Minneapolis is a very pretty and small city with nice architecture, beautiful green spaces, an abundance of coffee shops and the biggest mall in the world (I kid you not - this place really does have the biggest mall in the world - They're so proud!). The only one, slight problem with Minneapolis is ................ There's sod all to do. Seriously, nada.
The first morning we set out to walk the city with our "must see sights" list taken directly from the Rough Guide.
Fact – The author of this Rough Guide (9th Ed) has never been to Minneapolis!
We went out to find the much touted “Mississippi Mile”. The Rough Guide describes the Mississippi Mile as “a great place to walk along the river with it’s impressive falls and numerous bars / restaurants for dinning and entertaining”.
It’s lies I tell you …………. LIES!!!
The Mississippi Mile is a tow path. The Mississippi Mile has zero bars and / or restaurants and I’ve seen more impressive waterfalls in the urinal of a men’s toilet (god – I’m so eloquent I could write for the Rough Guide – At least it’d be accurate!).

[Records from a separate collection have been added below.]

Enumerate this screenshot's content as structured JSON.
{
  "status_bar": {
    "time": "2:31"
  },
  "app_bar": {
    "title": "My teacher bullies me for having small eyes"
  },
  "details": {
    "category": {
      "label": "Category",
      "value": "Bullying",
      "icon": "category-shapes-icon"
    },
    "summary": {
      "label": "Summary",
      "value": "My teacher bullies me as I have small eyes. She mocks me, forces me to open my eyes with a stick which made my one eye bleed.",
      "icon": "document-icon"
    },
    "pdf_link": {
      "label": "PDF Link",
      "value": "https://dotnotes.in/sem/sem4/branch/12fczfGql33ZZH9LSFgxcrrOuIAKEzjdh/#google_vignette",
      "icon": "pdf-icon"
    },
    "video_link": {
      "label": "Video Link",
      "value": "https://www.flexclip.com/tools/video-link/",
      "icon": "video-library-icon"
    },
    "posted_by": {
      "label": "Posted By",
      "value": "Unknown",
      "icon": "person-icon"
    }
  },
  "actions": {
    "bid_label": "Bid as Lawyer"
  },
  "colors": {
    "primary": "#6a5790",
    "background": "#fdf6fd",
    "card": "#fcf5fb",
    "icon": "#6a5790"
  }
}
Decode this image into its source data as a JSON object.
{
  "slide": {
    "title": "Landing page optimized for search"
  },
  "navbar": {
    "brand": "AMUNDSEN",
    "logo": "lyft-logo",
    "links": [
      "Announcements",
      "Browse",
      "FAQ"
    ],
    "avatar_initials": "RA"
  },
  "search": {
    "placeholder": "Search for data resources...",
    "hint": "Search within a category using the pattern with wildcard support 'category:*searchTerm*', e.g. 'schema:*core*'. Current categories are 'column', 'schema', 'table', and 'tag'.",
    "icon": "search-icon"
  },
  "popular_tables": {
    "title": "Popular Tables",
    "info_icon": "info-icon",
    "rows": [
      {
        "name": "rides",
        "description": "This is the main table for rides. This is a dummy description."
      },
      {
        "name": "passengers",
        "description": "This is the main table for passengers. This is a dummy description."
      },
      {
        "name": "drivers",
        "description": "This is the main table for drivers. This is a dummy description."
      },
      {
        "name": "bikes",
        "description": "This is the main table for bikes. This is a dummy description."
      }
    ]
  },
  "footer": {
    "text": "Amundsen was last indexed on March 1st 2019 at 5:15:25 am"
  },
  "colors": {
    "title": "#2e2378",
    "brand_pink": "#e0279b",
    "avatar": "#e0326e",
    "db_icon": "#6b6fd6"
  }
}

In sheer desperation for something to do we found ourselves in a games arcade, J’s numerous protests ceased on seeing “House Of The Dead (4)” picking up the pump action shotgun quicker than you can say Zombies (see photo below for the crazed zombie killer look!). We did obviously play numerous other games …… All I’ll say is that pool is my domain - Apparently Air Hockey is Janine’s.
The only person there enjoying the Zombie killing more that Mrs Smith was a 3 year old child being taught one of the basics of American life – How to shoot a minimum of 40 people per minute (again see photo – These people really exist!).
To carry on our “lets act like American Teenagers” phase we just had to go hang out in The Mall Of America. What can I say – It’s a mall …. it’s big …. In fact it’s very big.…. And it’s in America.
Even though we were in a nice hotel (The Grand) and pressing a button made a man appear at the door with sandwiches (god I love that button!), you'll be pleased to know that the traveller spirit has remained intact. Breakfast was provided by Goldman Sachs who occupied the meeting room across the hall, we snuck out of our room at 8am to steal their bagels and muffins. In addition the only time we drank in the hotel bar was "Free Cheese & Wine Hour" - Although on our request for a 4th glass of wine the waitress did get a little shirty. Damn cheapskates!
And that pretty much sums up our time in Minneapolis. We’re now preparing for a 38 hour train ride across the top of America … That’s right folks … you heard it here first …. 38 hours on a train. Oh god.